Once the upload had finished then I disconnected the jumper wire on the board that set the board in flashing mode and then clicked the reset button on the board. That button is tiny and the action a bit fiddly.

The program executed on the board but seemed to get stuck when trying to connect to the designated Wi-Fi hotspot. There followed a lengthy struggle to identify the initial problem and to then get a successful connection. First off, I wondered if the board’s Wi-Fi module was connected to the external antenna socket instead of the on board squiggle. A careful inspection with a magnifying glass persuaded me that it was probable correctly connected to the on board antenna. Next I wondered if there was a lack of power reaching the board and so switched to an external power supply. This was easy as the board has 3 ground pins and so there was a spare ready for me to use for the external supply as well as leaving the others to match ground over the serial link and to pull the GRIO 0 pin down when uploading a program.


The power change did not seem to help so I wrote a simple program to just list the available SSIDs. This had the benefit that it checked that the Wi-Fi module was functioning.

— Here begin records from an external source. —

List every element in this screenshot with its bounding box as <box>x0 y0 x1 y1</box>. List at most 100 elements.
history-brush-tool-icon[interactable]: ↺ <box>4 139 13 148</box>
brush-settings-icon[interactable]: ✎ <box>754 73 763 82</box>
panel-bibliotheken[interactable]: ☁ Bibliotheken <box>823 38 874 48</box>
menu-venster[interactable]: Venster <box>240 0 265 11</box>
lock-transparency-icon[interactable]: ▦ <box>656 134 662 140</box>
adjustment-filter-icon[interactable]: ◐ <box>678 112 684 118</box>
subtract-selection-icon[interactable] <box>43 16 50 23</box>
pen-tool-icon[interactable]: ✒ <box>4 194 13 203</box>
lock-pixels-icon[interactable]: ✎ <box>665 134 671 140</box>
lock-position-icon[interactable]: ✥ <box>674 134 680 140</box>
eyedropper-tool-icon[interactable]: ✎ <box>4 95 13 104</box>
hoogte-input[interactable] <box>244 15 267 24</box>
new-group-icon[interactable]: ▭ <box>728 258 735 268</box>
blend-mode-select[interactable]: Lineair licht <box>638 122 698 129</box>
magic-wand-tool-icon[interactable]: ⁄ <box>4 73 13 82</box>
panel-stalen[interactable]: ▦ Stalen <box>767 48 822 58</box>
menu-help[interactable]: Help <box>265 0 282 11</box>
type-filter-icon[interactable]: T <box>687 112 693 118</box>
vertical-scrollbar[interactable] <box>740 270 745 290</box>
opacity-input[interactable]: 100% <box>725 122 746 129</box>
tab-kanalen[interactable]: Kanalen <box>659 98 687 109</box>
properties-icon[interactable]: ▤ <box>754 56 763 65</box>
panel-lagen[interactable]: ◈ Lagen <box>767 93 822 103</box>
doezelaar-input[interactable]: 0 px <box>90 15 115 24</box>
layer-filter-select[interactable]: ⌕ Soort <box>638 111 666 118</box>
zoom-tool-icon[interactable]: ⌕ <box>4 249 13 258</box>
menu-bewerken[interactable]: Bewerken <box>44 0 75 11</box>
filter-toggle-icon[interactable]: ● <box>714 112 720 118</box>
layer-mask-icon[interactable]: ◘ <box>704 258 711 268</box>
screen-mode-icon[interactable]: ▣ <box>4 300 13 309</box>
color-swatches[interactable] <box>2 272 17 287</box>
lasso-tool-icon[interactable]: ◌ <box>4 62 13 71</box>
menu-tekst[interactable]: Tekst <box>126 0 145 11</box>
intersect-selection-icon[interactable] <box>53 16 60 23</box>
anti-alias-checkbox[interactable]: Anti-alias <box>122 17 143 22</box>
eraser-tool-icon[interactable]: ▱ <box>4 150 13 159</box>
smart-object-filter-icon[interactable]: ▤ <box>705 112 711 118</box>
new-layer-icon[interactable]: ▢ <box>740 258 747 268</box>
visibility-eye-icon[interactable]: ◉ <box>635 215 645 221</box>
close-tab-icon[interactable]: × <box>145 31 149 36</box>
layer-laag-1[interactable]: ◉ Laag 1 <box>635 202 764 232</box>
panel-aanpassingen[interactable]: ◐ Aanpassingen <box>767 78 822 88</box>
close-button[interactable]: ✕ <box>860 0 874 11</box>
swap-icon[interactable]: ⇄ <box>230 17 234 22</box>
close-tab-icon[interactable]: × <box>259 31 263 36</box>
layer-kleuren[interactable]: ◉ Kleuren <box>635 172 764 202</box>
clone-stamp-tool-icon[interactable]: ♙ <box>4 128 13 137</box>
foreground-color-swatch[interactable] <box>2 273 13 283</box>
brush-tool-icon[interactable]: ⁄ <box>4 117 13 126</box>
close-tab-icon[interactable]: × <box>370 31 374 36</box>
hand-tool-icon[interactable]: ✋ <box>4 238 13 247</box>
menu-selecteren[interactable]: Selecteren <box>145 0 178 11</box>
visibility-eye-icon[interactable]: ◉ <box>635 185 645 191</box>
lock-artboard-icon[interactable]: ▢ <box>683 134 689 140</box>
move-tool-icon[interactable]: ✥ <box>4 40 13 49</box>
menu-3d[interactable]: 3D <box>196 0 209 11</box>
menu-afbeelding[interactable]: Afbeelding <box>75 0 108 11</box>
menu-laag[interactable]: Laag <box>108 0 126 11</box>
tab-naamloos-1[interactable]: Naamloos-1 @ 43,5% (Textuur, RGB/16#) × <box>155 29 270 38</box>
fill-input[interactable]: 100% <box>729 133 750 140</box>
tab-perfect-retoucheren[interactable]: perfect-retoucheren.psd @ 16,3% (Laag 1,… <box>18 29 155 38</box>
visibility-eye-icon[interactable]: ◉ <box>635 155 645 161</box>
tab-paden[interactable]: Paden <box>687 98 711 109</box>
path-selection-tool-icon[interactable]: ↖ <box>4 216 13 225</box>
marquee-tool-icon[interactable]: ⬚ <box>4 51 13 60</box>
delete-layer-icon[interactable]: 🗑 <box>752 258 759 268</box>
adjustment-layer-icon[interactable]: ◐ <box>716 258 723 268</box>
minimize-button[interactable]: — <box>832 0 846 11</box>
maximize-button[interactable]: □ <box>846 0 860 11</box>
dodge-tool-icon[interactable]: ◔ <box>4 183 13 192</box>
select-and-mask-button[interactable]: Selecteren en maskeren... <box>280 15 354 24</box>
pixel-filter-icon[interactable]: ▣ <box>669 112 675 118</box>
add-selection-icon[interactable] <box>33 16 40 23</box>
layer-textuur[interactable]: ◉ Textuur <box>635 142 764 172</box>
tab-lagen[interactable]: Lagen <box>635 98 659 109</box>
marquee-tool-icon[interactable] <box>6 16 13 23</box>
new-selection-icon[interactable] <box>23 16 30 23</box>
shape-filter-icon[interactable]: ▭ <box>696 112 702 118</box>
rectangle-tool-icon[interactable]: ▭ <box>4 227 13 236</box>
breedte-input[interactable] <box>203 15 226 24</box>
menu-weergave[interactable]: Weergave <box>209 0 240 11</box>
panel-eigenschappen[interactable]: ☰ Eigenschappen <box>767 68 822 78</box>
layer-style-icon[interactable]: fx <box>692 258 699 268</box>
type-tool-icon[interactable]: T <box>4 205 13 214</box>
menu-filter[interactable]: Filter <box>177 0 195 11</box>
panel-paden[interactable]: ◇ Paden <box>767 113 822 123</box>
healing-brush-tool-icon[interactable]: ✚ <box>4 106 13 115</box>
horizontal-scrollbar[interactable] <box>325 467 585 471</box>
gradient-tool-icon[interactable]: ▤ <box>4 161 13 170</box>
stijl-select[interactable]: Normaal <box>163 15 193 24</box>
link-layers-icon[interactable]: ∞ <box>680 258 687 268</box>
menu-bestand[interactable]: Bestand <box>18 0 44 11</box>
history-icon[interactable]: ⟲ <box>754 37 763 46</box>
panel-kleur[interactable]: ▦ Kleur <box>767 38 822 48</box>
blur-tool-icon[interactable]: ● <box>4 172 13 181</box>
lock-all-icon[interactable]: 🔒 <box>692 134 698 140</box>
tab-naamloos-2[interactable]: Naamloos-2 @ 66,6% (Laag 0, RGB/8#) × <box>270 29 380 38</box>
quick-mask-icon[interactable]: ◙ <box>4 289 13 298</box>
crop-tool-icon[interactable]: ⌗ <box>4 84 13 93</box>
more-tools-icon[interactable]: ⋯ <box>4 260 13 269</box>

If you make a change to a program running on this board and need to upload again then first reconnect the jumper wire between GPIO 0 and Ground and then click the reset button to prepare the board for the upload.

What I found was that I had two local Wi-fi hotspots with identical SSID values (wait, what?). On checking I found that they did not have the same password so it looked likely that the board had been trying to connect to the “wrong” one. That should have cleared the issue but the program still failed to connect. Another simple program to do nothing other than connect to WiFi did work and I could see the board listed when I ran an IP scanner.

There were minor code differences between my Wi-Fi connection process and the code in the Example program. I amended the example program to match my working code. Could have been coincidence but with that code adjustment the program displayed the same IP address as my connection test program in the Serial monitor and when I entered http://192.168.0.91 into a browser tab I was suddenly presented with a web page and a click on a button rewarded me with a picture of the underside of my chin.


I could now stream video from the module camera over Wi-Fi. Not a bad start even allowing for the connection frustrations.

My connection code block looked like:

  Serial.println("Connecting to WiFi...");
  if (WiFi.status() != WL_CONNECTED) {
      while (WiFi.begin(ssid, password) != WL_CONNECTED) {
        delay(500);
      }
  }

  Serial.println("WiFi connected");
  Serial << "Local IP: http://" << WiFi.localIP() << '\n';
  Serial << "Signal strength: " << WiFi.RSSI() << '\n';
  Serial.flush();

  startCameraServer();

  Serial.println("Camera Ready!");

Although I also added the following Serial snippet before the setup() function:

template<class T> inline Print &operator<<(Print &obj, T arg) {
  obj.print(arg); return obj;}

Next I want to explore the SD card and to then take a long look at the code supporting the camera to see where I can insert some functions of my own.